I decided to take a hard left into the Italian wines, hoping the guests wouldn’t notice the beads of cold sweat dripping from my bald head, which only got fatter when my aunt urged me to hurry up. My wife finally sensed something was off and whispered at me. Except that my wife doesn’t whisper.
Despite all the reassurances and explanations I struggled to get past the fact that the Italian wines priced at $50 and higher I could get for two euro in Rome (and wouldn’t buy anyway). In Rome, $50 fills your gas tank with 12 crystal glasses as a bonus gift.
I eventually understood that U.S. wine markups helped provide a yardstick for American diners: the more expensive, presumably the better. Still, that’s hard to stomach coming from a country with a 2,000-year-old wine history and the best price-quality ratio in the Milky Way.

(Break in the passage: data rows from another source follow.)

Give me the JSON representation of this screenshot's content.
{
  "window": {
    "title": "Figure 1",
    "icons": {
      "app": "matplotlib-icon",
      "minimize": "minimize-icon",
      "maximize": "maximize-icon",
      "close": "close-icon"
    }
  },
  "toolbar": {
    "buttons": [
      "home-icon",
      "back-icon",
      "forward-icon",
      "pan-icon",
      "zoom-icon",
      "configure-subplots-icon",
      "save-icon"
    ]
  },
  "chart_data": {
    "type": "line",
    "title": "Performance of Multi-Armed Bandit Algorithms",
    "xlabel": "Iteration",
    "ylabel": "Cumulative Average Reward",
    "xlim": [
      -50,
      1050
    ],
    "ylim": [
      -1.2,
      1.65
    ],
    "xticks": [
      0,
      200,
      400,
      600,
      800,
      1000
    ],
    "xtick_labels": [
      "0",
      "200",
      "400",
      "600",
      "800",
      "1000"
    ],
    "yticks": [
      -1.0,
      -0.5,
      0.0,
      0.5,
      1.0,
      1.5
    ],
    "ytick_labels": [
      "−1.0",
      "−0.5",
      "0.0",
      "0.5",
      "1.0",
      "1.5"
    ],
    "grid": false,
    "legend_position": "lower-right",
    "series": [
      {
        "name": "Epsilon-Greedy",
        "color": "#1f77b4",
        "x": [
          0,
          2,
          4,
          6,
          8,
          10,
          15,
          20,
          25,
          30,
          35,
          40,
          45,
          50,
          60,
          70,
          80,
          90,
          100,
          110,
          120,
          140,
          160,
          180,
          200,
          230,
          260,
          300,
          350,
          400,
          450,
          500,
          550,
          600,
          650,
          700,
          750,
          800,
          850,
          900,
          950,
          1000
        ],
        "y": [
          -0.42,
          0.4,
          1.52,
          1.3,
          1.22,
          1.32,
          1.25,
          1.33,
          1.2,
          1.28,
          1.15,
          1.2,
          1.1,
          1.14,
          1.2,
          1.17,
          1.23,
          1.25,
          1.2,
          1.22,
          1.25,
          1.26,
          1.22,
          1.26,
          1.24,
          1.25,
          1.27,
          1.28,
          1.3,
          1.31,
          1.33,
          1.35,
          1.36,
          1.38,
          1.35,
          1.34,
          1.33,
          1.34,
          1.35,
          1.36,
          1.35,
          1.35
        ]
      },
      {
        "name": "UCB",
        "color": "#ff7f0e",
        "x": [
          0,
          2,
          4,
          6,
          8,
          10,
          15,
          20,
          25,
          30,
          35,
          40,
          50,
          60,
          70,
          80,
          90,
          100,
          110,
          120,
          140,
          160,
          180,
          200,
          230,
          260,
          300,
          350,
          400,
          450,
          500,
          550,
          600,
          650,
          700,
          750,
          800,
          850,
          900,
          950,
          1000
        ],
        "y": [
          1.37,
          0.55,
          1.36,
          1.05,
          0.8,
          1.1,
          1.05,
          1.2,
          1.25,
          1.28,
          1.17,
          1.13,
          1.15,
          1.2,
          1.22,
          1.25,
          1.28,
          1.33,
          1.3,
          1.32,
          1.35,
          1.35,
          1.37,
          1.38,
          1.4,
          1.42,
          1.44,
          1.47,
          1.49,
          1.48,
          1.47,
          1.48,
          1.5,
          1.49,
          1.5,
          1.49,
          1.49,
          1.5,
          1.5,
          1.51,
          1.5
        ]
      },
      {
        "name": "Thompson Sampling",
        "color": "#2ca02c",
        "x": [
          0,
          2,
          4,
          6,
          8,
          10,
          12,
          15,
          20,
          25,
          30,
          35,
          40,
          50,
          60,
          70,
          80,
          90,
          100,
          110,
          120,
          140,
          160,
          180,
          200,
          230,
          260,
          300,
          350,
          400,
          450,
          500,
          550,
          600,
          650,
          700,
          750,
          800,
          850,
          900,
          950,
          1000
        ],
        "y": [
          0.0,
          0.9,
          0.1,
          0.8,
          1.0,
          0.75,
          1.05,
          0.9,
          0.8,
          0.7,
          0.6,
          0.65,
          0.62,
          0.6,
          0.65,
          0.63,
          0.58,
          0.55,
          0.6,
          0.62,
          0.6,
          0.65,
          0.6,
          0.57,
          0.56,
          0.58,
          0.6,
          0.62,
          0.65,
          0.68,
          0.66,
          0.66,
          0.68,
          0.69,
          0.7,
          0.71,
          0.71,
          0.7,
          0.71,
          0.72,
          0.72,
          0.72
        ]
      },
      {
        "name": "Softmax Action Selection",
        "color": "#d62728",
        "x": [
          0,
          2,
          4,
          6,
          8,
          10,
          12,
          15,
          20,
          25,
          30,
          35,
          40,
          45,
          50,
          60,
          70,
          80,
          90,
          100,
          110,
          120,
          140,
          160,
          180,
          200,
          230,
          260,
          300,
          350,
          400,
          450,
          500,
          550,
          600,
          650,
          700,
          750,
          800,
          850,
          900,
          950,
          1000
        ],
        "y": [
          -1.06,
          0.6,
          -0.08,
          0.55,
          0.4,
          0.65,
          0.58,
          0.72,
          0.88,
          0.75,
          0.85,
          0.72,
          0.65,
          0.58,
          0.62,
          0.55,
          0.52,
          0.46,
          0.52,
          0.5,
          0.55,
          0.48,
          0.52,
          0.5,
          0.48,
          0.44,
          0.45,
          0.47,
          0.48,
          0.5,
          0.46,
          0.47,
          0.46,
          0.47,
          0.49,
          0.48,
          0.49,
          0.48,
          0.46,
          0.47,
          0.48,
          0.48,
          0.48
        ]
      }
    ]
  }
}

But I didn’t give up. I finally found a good wine at a decent price. My good name emerged intact. At the same time I also realized I had a long way to go before being able to teach people how to pick fine wines without going broke — at least in States, and based on how much I have in my account.
If you’re ever faced with the same dilemma, here’s word of advice. Find Chianti in the Italian section. The stalwart Tuscan red has history, aroma and flavor on its side.
I was recently in Montespertoli, one of the seven Chianti wine regions that wrap around the Chianti Classico hub. Fattoria di Poggio Capponi, which traces its history to the late 15th-century, is now a delightful vineyard (and agriturismo) nestled in the olive tree-rich Tuscan countryside.
Poggio Capponi Chianti Riserva 2009 DOCG (Sangiovese, Syrah and Colorino; 13.5%; €12) is a beautiful ruby-red wine whose complex aroma hints of ripe red fruit and spices. To the palate, it’s fresh, soft, structured and elegant, with silky, well-integrated tannins.
Perfectly suited to a succulent bistecca alla fiorentina, it’s a wine I think should make everyone’s non-bank breaking list.